Shape: Same as above.
Texture/Colour: Similar deal. Again, I don’t know whether we plan to have the colour or texture of the eye affect its cognitive properties.
Energy Cost: It will cost a certain amount of nutrients to sustain, mostly dependent on its size.
Clarity: Some sort of range over which the eye gives effectively clear vision, or if we want to keep it simpler, an overall clarity in the resolution of what you see.
“Zoom”: Sort of like a hawk-eye adaptation, the ability to focus your vision on something far away, simulated in-game by zooming in your vision. We could also use zoom to focus on things really small.
Light range: A certain range of wavelengths you can see. Humans of course can’t see ultraviolet, x-rays, gamma rays, or many other light wavelengths, and so too will your organism be limited in what it can see. The light range of your eyes could drastically change the appearance of the game.
Water Adaptability: How much or little being underwater impedes vision
As seen in this picture, the visuals of the game will literally change based on the light wavelength range of your organism’s eyes.

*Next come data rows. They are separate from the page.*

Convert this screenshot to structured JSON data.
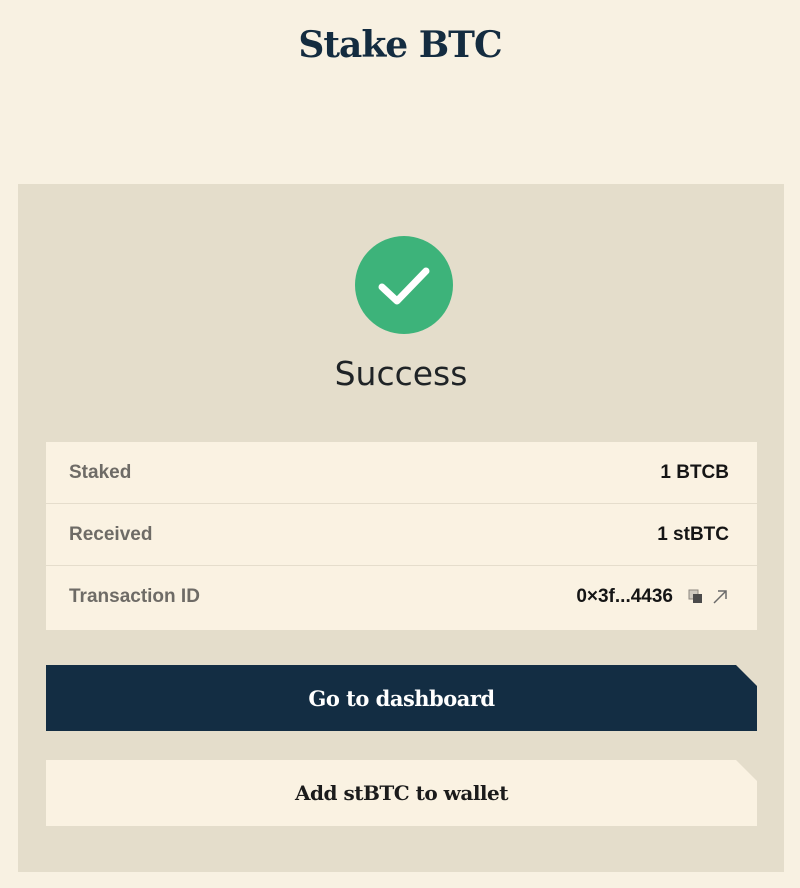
{
  "page": {
    "title": "Stake BTC"
  },
  "status": {
    "title": "Success",
    "icon": "check-circle-icon",
    "color": "#3db37a"
  },
  "details": {
    "rows": [
      {
        "label": "Staked",
        "value": "1 BTCB"
      },
      {
        "label": "Received",
        "value": "1 stBTC"
      },
      {
        "label": "Transaction ID",
        "value": "0×3f...4436"
      }
    ],
    "icons": [
      "copy-icon",
      "external-link-icon"
    ]
  },
  "actions": {
    "primary_label": "Go to dashboard",
    "secondary_label": "Add stBTC to wallet"
  },
  "colors": {
    "background": "#f8f1e2",
    "panel": "#e4ddcb",
    "primary_button": "#132d43",
    "title_text": "#142c40"
  }
}
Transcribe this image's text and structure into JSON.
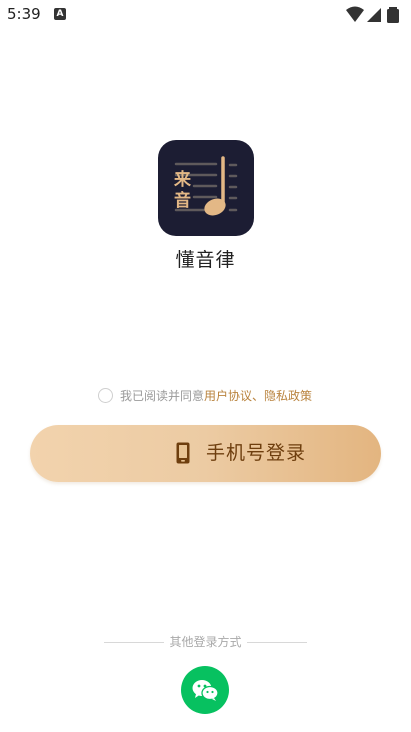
{
  "status_bar": {
    "time": "5:39",
    "notification_icon": "a-icon",
    "icons": [
      "wifi-icon",
      "signal-icon",
      "battery-icon"
    ]
  },
  "app": {
    "logo_chars": [
      "来",
      "音"
    ],
    "name": "懂音律"
  },
  "agreement": {
    "checked": false,
    "prefix": "我已阅读并同意",
    "user_agreement": "用户协议",
    "separator": "、",
    "privacy_policy": "隐私政策"
  },
  "login": {
    "phone_label": "手机号登录",
    "icon": "phone-icon"
  },
  "other_login": {
    "title": "其他登录方式",
    "wechat_icon": "wechat-icon"
  },
  "colors": {
    "accent": "#b9833e",
    "button_start": "#f2d3ad",
    "button_end": "#e3b580",
    "button_text": "#6e3e0e",
    "logo_bg": "#1c1d33",
    "logo_fg": "#e3b886",
    "wechat": "#07c160"
  }
}
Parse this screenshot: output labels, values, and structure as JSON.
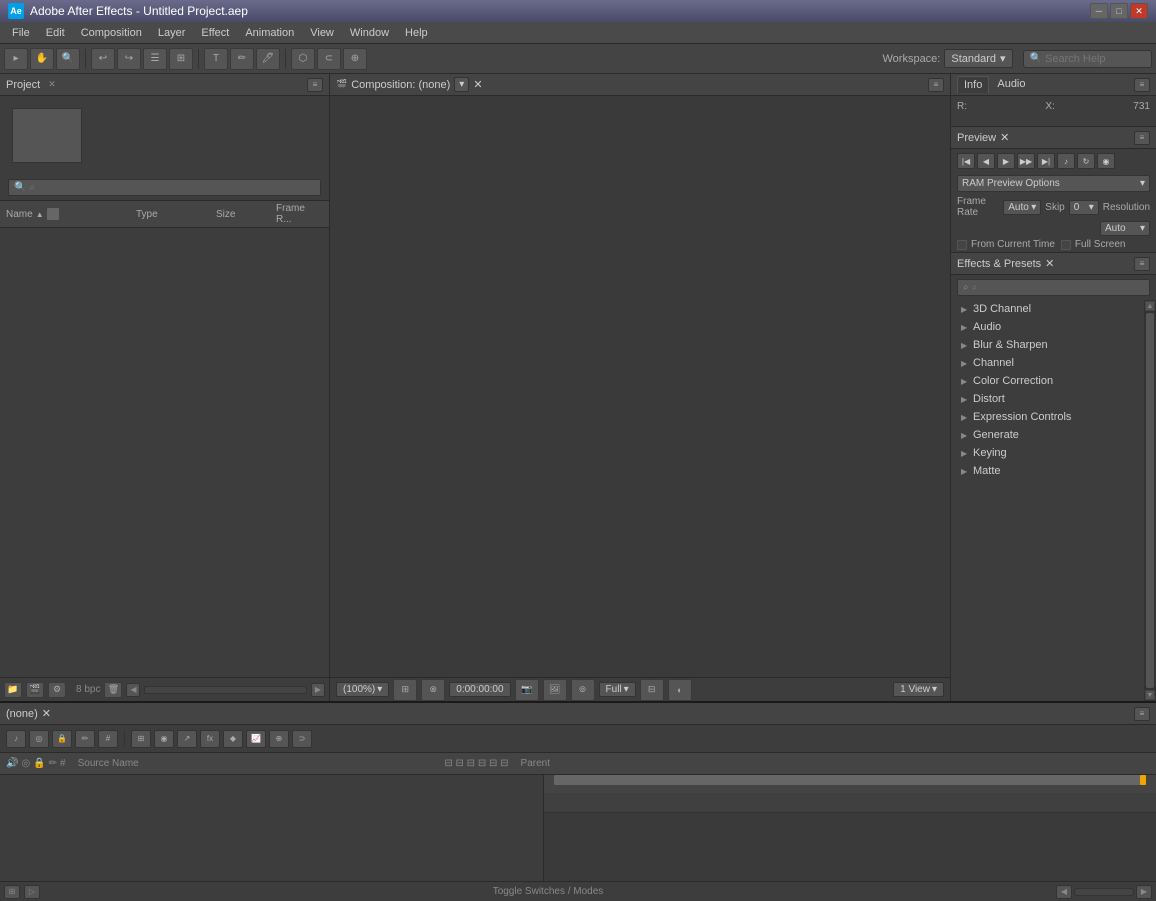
{
  "title_bar": {
    "app_name": "Adobe After Effects",
    "project_name": "Untitled Project.aep",
    "full_title": "Adobe After Effects - Untitled Project.aep",
    "ae_abbr": "Ae",
    "minimize_label": "─",
    "maximize_label": "□",
    "close_label": "✕"
  },
  "menu": {
    "items": [
      "File",
      "Edit",
      "Composition",
      "Layer",
      "Effect",
      "Animation",
      "View",
      "Window",
      "Help"
    ]
  },
  "toolbar": {
    "workspace_label": "Workspace:",
    "workspace_value": "Standard",
    "search_placeholder": "Search Help"
  },
  "project_panel": {
    "title": "Project",
    "columns": {
      "name": "Name",
      "type": "Type",
      "size": "Size",
      "frame_rate": "Frame R..."
    },
    "bpc_label": "8 bpc"
  },
  "composition_panel": {
    "title": "Composition: (none)",
    "zoom_label": "(100%)",
    "timecode": "0:00:00:00",
    "quality_label": "Full",
    "views_label": "1 View"
  },
  "info_panel": {
    "info_tab": "Info",
    "audio_tab": "Audio",
    "r_label": "R:",
    "x_label": "X:",
    "x_value": "731"
  },
  "preview_panel": {
    "title": "Preview",
    "ram_preview_label": "RAM Preview Options",
    "frame_rate_label": "Frame Rate",
    "frame_rate_value": "Auto",
    "skip_label": "Skip",
    "skip_value": "0",
    "resolution_label": "Resolution",
    "resolution_value": "Auto",
    "from_current_label": "From Current Time",
    "full_screen_label": "Full Screen",
    "buttons": {
      "first": "⏮",
      "prev": "◀",
      "play": "▶",
      "next": "▶▶",
      "last": "⏭",
      "audio": "♪",
      "loop": "↻",
      "ram": "◉"
    }
  },
  "effects_panel": {
    "title": "Effects & Presets",
    "search_placeholder": "🔍",
    "items": [
      "3D Channel",
      "Audio",
      "Blur & Sharpen",
      "Channel",
      "Color Correction",
      "Distort",
      "Expression Controls",
      "Generate",
      "Keying",
      "Matte"
    ]
  },
  "timeline_panel": {
    "title": "(none)",
    "source_name_col": "Source Name",
    "parent_col": "Parent",
    "toggle_switches_label": "Toggle Switches / Modes"
  },
  "colors": {
    "accent": "#f0a500",
    "panel_bg": "#3d3d3d",
    "header_bg": "#444444",
    "border": "#2a2a2a",
    "text_primary": "#cccccc",
    "text_secondary": "#aaaaaa"
  }
}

Also, as tjwhale mentioned earlier, the eye would require a certain portion of the brain to be dedicated to it. Increasing its size or cognitive ability would require the available brainspace be present first. And not just any brainspace, specifically space in the Sensory Cortex of the brain (the part dedicated to sensation).
I feel like I’m missing something with this part, so make sure to point out anything I should add. Otherwise, other suggestions for how to simulate vision, or ideas for physical and cognitive properties of the eye are welcome (and kind of necessary, I can’t keep responding to myself on this thread).